Hepimizin bildiği bir gerçek: “kaybetmeden kıymetini bil” klişesini çok duymuş ve kullanmışızdır. Ama uygulamaya gelince, sınıfta kaldığımız belli: ilaç tüketimi verileri bunu gösteriyor.
Klasik “sigara içme – beslenmene dikkat et – düzenli bir hayat sür – stresten kaçın” öğütleri doğru ve haklı…..ancak çeşitli nedenlerle, bazen de zorunluluklar yüzünden bunlar yapılmıyor.
Günümüzde, yaşam tarzındaki değişiklikler, çevre kirliliği ve sağlıksız tarım-hayvancılık uygulamaları dolayısıyla ihtiyacımız olan besin maddelerini de yeterli şekilde alamıyoruz: doğadan soframıza taze gelebilenler azaldı…. doğadan soframıza gelebilenlerin kompozisyonu da eskisi gibi değil.
Buna en güzel örnek omega 3:
Vücudumuzda yapılamayan ve dışarıdan alınması gereken bu besin unsuru, organ ve dokuları oluşturan hücrelerin temel yapı taşlarından biridir: büyüme ve gelişme, kalb – damar sağlığı, romatizma gibi iltihabi hastalıklardan korunmak, beyin ve sinir sistemi sağlığı, hatta kanserden korunmak açısından önem taşımaktadır.
Somon balığı, uskumru gibi yağlı ve soğuk deniz balıkları omega 3 bakımından zengindir; ancak ağır metal barındırmıyor olduklarından emin olmak ve haftada 3-4 öğün, kızartma yapmamak koşuluyla tüketmek gerek.
Yumurta, bazı süt ürünleri, et ve bazı yeşil sebzelerde de bulunur, ancak hayvanların doğal olarak beslenmek yerine, yem ve tahılla besleniyor olması omega 3 – omega 6 dengesini sağlığımızı olumsuz etkileyecek şekilde bozmaktadır.

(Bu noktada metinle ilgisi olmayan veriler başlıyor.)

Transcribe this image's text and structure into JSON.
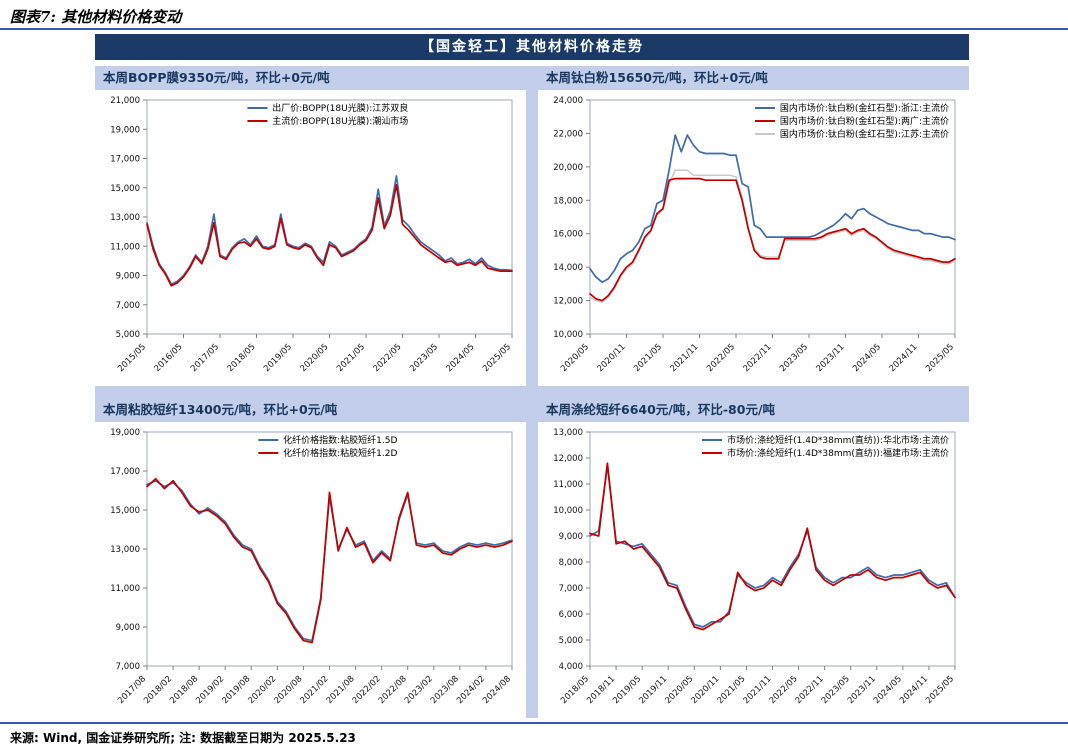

Günümüz koşullarında neredeyse herşeyden omega 6 (ki fazlası vücutta iltihabi reaksiyonları körüklemekte ve depresyon, osteoporoz, trombotik inme, aritmi gibi durumlarla ilişkilidir) almakta olduğumuzdan, bu dengeyi olması gereken düzeye getirebilmek amacıyla omega 3 desteğine ihtiyaç duyulmaktadır.
Vücudumuzun sağlık ve onarım sürecinde hücrelerimizin yenilenmesi sırasında, omega 3 eksikliği nedeniyle omega 6’nın yer almasını “evimizin yıkılan duvarını el bombasıyla onarmaya çalışmak” benzetmesi, omega 3’ün önemini açıkça anlatmaktadır.